We are certified as an organic producer and are therefore located in an area which is free of pesticides. We have to provide our certifier with a map with all the plots under cultivation within a radius of 3 km from our hives, and indicate if there are any pesticides, in particular neonicotinoids. Only one of our neighbors grows corn, but we have an agreement with him, so that his corn is neither OGM nor coated with neonicotinoids or diamides (also a harmful insecticide). This year I overwintered 100% of my 42 hives, which are remarkably strong. But our situation is not representative of Quebec beekeeping in general….
Has colony fragility, linked to greater susceptibility to other diseases, appeared?
Nope! We make a genetic selection of lines of hygienic queens and we apply very strict sanitary measures. The only pathogen we really need to control is Varroa, for which we have developed an effective protocol.
What are your opinions regarding the reintroduction of these neonicotinoids in France?
Seed companies and sellers of bee-killing pesticides constitute – along with certain agricultural organizations – extremely powerful lobbies. The arguments used are dubious (if I'm not mistaken "the future of the sugar industry in France"), but they are always ahead of independent research on the impact of pesticides. These people operate in the short term, each year the use of a product provides considerable profits and dividends to shareholders during the financial year. The long-term impacts are not taken into account, nor the combined impacts of all the chemical molecules used in the crops. But there are strong presumptions of negative effects, especially as endocrine disruptors. Clearly, it is the health and survival of our children and grandchildren that is at stake. As for the impacts on the fauna, they are now well documented and concern not only pollinating insects, but also aquatic invertebrates, small mammals and insectivorous birds, among others.
What are your views on keeping these neonicotinoids in Canada?
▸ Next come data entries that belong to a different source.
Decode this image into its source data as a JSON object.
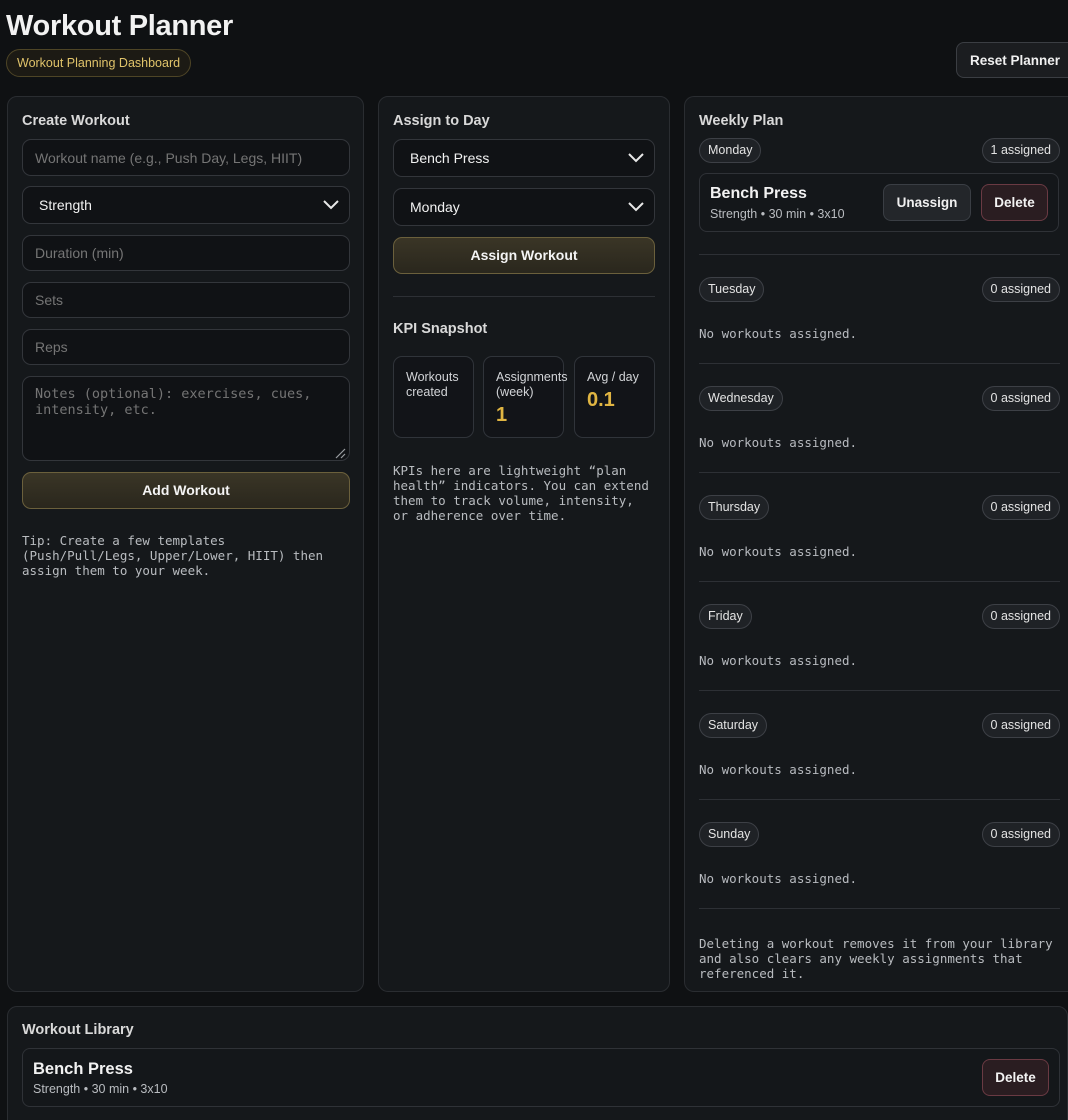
{
  "header": {
    "title": "Workout Planner",
    "badge": "Workout Planning Dashboard",
    "reset_label": "Reset Planner"
  },
  "create": {
    "title": "Create Workout",
    "name_placeholder": "Workout name (e.g., Push Day, Legs, HIIT)",
    "type_value": "Strength",
    "duration_placeholder": "Duration (min)",
    "sets_placeholder": "Sets",
    "reps_placeholder": "Reps",
    "notes_placeholder": "Notes (optional): exercises, cues, intensity, etc.",
    "add_label": "Add Workout",
    "tip": "Tip: Create a few templates (Push/Pull/Legs, Upper/Lower, HIIT) then assign them to your week."
  },
  "assign": {
    "title": "Assign to Day",
    "workout_value": "Bench Press",
    "day_value": "Monday",
    "assign_label": "Assign Workout",
    "kpi_title": "KPI Snapshot",
    "kpis": [
      {
        "label": "Workouts created",
        "value": ""
      },
      {
        "label": "Assignments (week)",
        "value": "1"
      },
      {
        "label": "Avg / day",
        "value": "0.1"
      }
    ],
    "kpi_note": "KPIs here are lightweight “plan health” indicators. You can extend them to track volume, intensity, or adherence over time."
  },
  "weekly": {
    "title": "Weekly Plan",
    "monday": {
      "day": "Monday",
      "count": "1 assigned"
    },
    "monday_item": {
      "name": "Bench Press",
      "meta": "Strength • 30 min • 3x10",
      "unassign_label": "Unassign",
      "delete_label": "Delete"
    },
    "days": [
      {
        "day": "Tuesday",
        "count": "0 assigned",
        "empty": "No workouts assigned."
      },
      {
        "day": "Wednesday",
        "count": "0 assigned",
        "empty": "No workouts assigned."
      },
      {
        "day": "Thursday",
        "count": "0 assigned",
        "empty": "No workouts assigned."
      },
      {
        "day": "Friday",
        "count": "0 assigned",
        "empty": "No workouts assigned."
      },
      {
        "day": "Saturday",
        "count": "0 assigned",
        "empty": "No workouts assigned."
      },
      {
        "day": "Sunday",
        "count": "0 assigned",
        "empty": "No workouts assigned."
      }
    ],
    "footnote": "Deleting a workout removes it from your library and also clears any weekly assignments that referenced it."
  },
  "library": {
    "title": "Workout Library",
    "items": [
      {
        "name": "Bench Press",
        "meta": "Strength • 30 min • 3x10",
        "delete_label": "Delete"
      }
    ]
  }
}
The federal regulatory body, Arla, is not fulfilling its role. So-called “research” by mercenary scientists from the industry is considered valid, and independent research is not sufficiently funded. Governments are flat in the face of powerful agricultural organizations (in Quebec, the UPA) and environmental movements are not really mobilized. There are many whistleblowers and journalists who report the facts, but public opinion fails to draw the conclusions, namely, that if we do not take to the streets nothing will change. In Quebec we do not like “chicanes” (conflicts). In our professional organization, Apiculteurs et Apicultrices du Québec, there are a few people who are in favor of demonstrating loudly, but we are not the majority. So, nothing ever changes.
And so there are the final words... be aware of the bees!